O deputado federal Paulo Bilynskyj (PL), que integra a chamada Frente Parlamentar da Segurança Pública — mais conhecida nos corredores de Brasília como Bancada da Bala — protocolou um projeto de lei que já começou a dar o que falar. A proposta quer garantir o porte de arma de fogo para pessoas trans no Brasil. Sim, exatamente isso.

O texto apresentado pelo parlamentar altera o Estatuto do Desarmamento, incluindo uma regra específica voltada para homens e mulheres transexuais. Pela proposta, o porte poderia ser concedido com base na autodeclaração de identidade de gênero. Ou seja, a própria pessoa se identifica como trans e, a partir disso, poderia solicitar o direito ao porte, respeitando os demais critérios já previstos na legislação.

Na justificativa, Bilynskyj afirma que a iniciativa surge como resposta aos altos índices de violência contra essa população. Segundo ele, relatórios e levantamentos recentes colocam o Brasil entre os países com maior número de assassinatos de pessoas trans e travestis. Não é de hoje que esses dados circulam, inclusive em debates internacionais, e sempre colocam o país numa posição desconfortável.

“Dados amplamente divulgados por levantamentos especializados revelam um cenário persistente e estrutural de violência contra pessoas transexuais e travestis no Brasil”, escreveu o deputado no texto do projeto. Ele argumenta que o Estado tem falhado na proteção efetiva desse grupo, deixando uma parcela da população exposta a agressões físicas, ameaças e até execuções.

A proposta também menciona princípios constitucionais como dignidade da pessoa humana, igualdade e liberdade individual. Para o parlamentar, a situação de vulnerabilidade enfrentada por pessoas trans justificaria um tratamento específico dentro da legislação. Em outras palavras, ele defende que garantir o porte seria uma forma de oferecer meios concretos de defesa pessoal.

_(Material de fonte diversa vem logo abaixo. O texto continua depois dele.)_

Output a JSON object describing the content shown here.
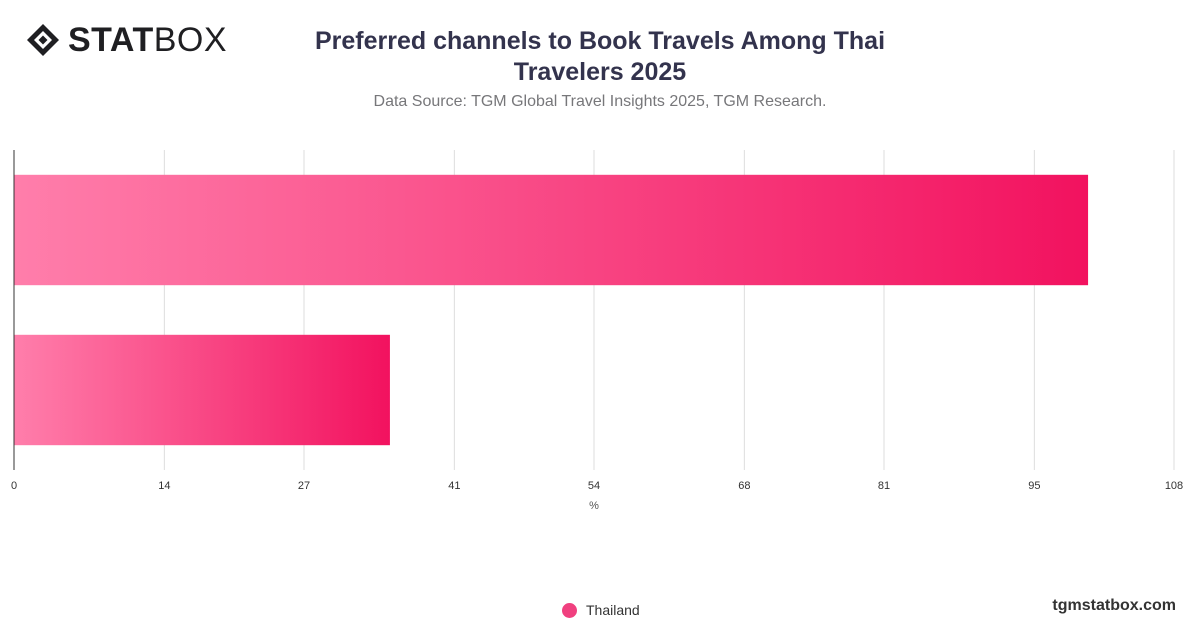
{
  "brand": {
    "logo_bold": "STAT",
    "logo_light": "BOX",
    "website": "tgmstatbox.com"
  },
  "header": {
    "title": "Preferred channels to Book Travels Among Thai Travelers 2025",
    "subtitle": "Data Source: TGM Global Travel Insights 2025, TGM Research."
  },
  "chart_data": {
    "type": "bar",
    "orientation": "horizontal",
    "title": "Preferred channels to Book Travels Among Thai Travelers 2025",
    "subtitle": "Data Source: TGM Global Travel Insights 2025, TGM Research.",
    "categories": [
      "",
      ""
    ],
    "series": [
      {
        "name": "Thailand",
        "values": [
          100,
          35
        ]
      }
    ],
    "xlabel": "%",
    "ylabel": "",
    "xlim": [
      0,
      108
    ],
    "x_ticks": [
      0,
      14,
      27,
      41,
      54,
      68,
      81,
      95,
      108
    ],
    "grid": true,
    "legend": "bottom-center",
    "colors": {
      "bar_start": "#ff7eab",
      "bar_end": "#f2125f",
      "grid": "#dddddd",
      "axis": "#333333"
    }
  },
  "legend": {
    "label": "Thailand",
    "color": "#f0407f"
  }
}
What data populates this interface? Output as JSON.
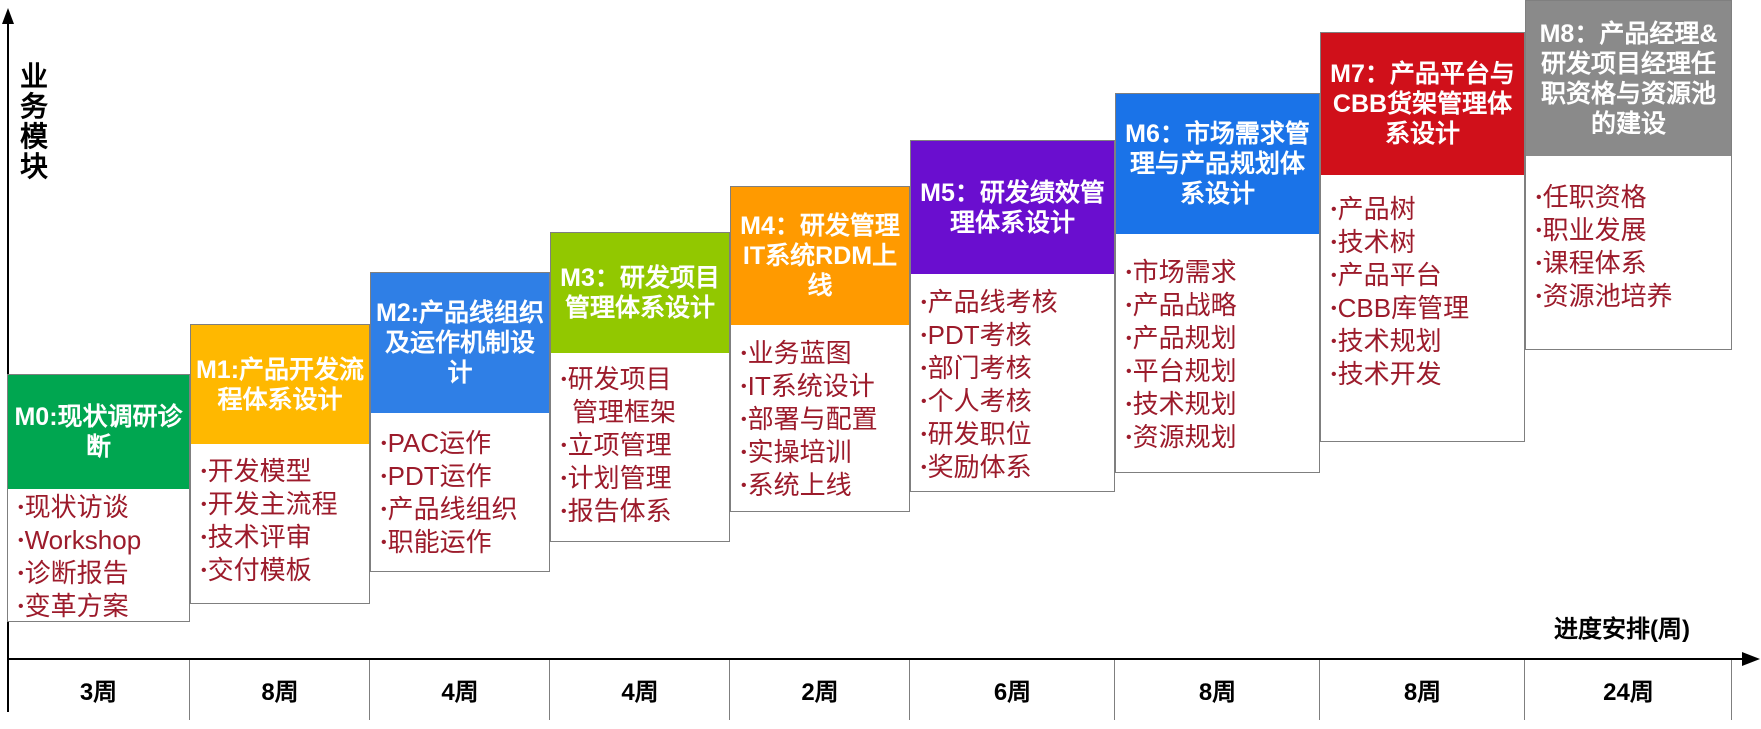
{
  "y_axis_label": "业务模块",
  "x_axis_label": "进度安排(周)",
  "stages": [
    {
      "title": "M0:现状调研诊断",
      "color": "#00a650",
      "duration": "3周",
      "items": [
        "现状访谈",
        "Workshop",
        "诊断报告",
        "变革方案"
      ]
    },
    {
      "title": "M1:产品开发流程体系设计",
      "color": "#ffb800",
      "duration": "8周",
      "items": [
        "开发模型",
        "开发主流程",
        "技术评审",
        "交付模板"
      ]
    },
    {
      "title": "M2:产品线组织及运作机制设计",
      "color": "#2f7fe6",
      "duration": "4周",
      "items": [
        "PAC运作",
        "PDT运作",
        "产品线组织",
        "职能运作"
      ]
    },
    {
      "title": "M3：研发项目管理体系设计",
      "color": "#92c800",
      "duration": "4周",
      "items": [
        "研发项目",
        "管理框架",
        "立项管理",
        "计划管理",
        "报告体系"
      ]
    },
    {
      "title": "M4：研发管理IT系统RDM上线",
      "color": "#ff9a00",
      "duration": "2周",
      "items": [
        "业务蓝图",
        "IT系统设计",
        "部署与配置",
        "实操培训",
        "系统上线"
      ]
    },
    {
      "title": "M5：研发绩效管理体系设计",
      "color": "#6a0ecf",
      "duration": "6周",
      "items": [
        "产品线考核",
        "PDT考核",
        "部门考核",
        "个人考核",
        "研发职位",
        "奖励体系"
      ]
    },
    {
      "title": "M6：市场需求管理与产品规划体系设计",
      "color": "#1a73e8",
      "duration": "8周",
      "items": [
        "市场需求",
        "产品战略",
        "产品规划",
        "平台规划",
        "技术规划",
        "资源规划"
      ]
    },
    {
      "title": "M7：产品平台与CBB货架管理体系设计",
      "color": "#d0101a",
      "duration": "8周",
      "items": [
        "产品树",
        "技术树",
        "产品平台",
        "CBB库管理",
        "技术规划",
        "技术开发"
      ]
    },
    {
      "title": "M8：产品经理&研发项目经理任职资格与资源池的建设",
      "color": "#8a8a8a",
      "duration": "24周",
      "items": [
        "任职资格",
        "职业发展",
        "课程体系",
        "资源池培养"
      ]
    }
  ]
}
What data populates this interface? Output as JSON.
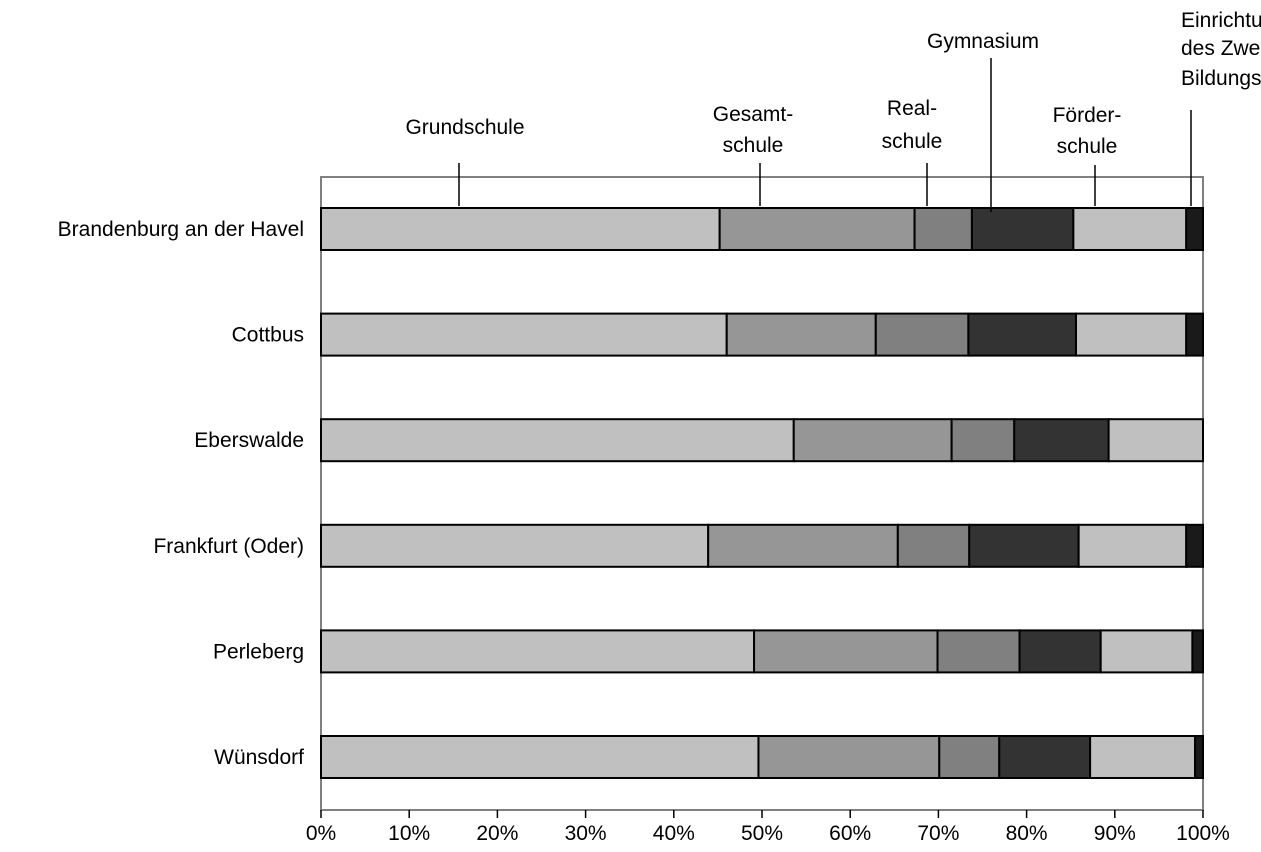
{
  "chart_data": {
    "type": "bar",
    "orientation": "horizontal",
    "stacked": true,
    "normalized": true,
    "categories": [
      "Brandenburg an der Havel",
      "Cottbus",
      "Eberswalde",
      "Frankfurt (Oder)",
      "Perleberg",
      "Wünsdorf"
    ],
    "series": [
      {
        "name": "Grundschule",
        "color": "#c0c0c0",
        "values": [
          45.2,
          46.0,
          53.6,
          43.9,
          49.1,
          49.6
        ],
        "label_lines": [
          "Grundschule"
        ]
      },
      {
        "name": "Gesamtschule",
        "color": "#969696",
        "values": [
          22.1,
          16.9,
          17.9,
          21.5,
          20.8,
          20.5
        ],
        "label_lines": [
          "Gesamt-",
          "schule"
        ]
      },
      {
        "name": "Realschule",
        "color": "#808080",
        "values": [
          6.5,
          10.5,
          7.1,
          8.1,
          9.3,
          6.8
        ],
        "label_lines": [
          "Real-",
          "schule"
        ]
      },
      {
        "name": "Gymnasium",
        "color": "#333333",
        "values": [
          11.5,
          12.2,
          10.7,
          12.4,
          9.2,
          10.3
        ],
        "label_lines": [
          "Gymnasium"
        ]
      },
      {
        "name": "Förderschule",
        "color": "#c0c0c0",
        "values": [
          12.8,
          12.5,
          10.7,
          12.2,
          10.4,
          11.9
        ],
        "label_lines": [
          "Förder-",
          "schule"
        ]
      },
      {
        "name": "Einrichtung des Zweiten Bildungsweges",
        "color": "#1a1a1a",
        "values": [
          1.9,
          1.9,
          0.0,
          1.9,
          1.2,
          0.9
        ],
        "label_lines": [
          "Einrichtung",
          "des Zweiten",
          "Bildungsweges"
        ]
      }
    ],
    "xlim": [
      0,
      100
    ],
    "xticks": [
      "0%",
      "10%",
      "20%",
      "30%",
      "40%",
      "50%",
      "60%",
      "70%",
      "80%",
      "90%",
      "100%"
    ],
    "grid": false,
    "legend": "annotations above bars"
  }
}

O projeto, segundo Bilynskyj, não altera regras penais nem mexe nas formas de responsabilização criminal já existentes. Ele não mexe, por exemplo, nas punições para uso indevido de arma de fogo. A mudança seria pontual: apenas incluir uma nova possibilidade dentro do Estatuto do Desarmamento.

Nos bastidores, a proposta já provoca reações diversas. Há quem veja a medida como uma tentativa de ampliar o debate sobre segurança pública sob uma ótica pouco comum dentro da própria Bancada da Bala. Outros enxergam uma contradição política, considerando que parte do eleitorado conservador costuma ter posições mais rígidas sobre pautas relacionadas à identidade de gênero.

Nas redes sociais, o assunto rapidamente virou tendência. Comentários se dividem entre apoio e críticas. Alguns defendem que, diante da violência real enfrentada por pessoas trans, garantir meios de defesa é uma medida prática. Outros argumentam que ampliar o acesso ao porte de armas não resolve o problema estrutural da violência e pode até gerar novos riscos.

É um debate delicado, e não dá pra negar. O Brasil vive uma discussão constante sobre armas de fogo, especialmente depois das mudanças recentes nas regras de acesso e registro. Trazer a questão da população trans para o centro desse debate adiciona uma camada ainda mais sensível.

Se o projeto vai avançar ou não, ainda é cedo pra afirmar. Ele precisa passar pelas comissões temáticas e enfrentar discussões que prometem ser intensas. Mas uma coisa é certa: a proposta colocou dois temas explosivos — armas e identidade de gênero — na mesma mesa. E isso, em Brasília, nunca passa despercebido.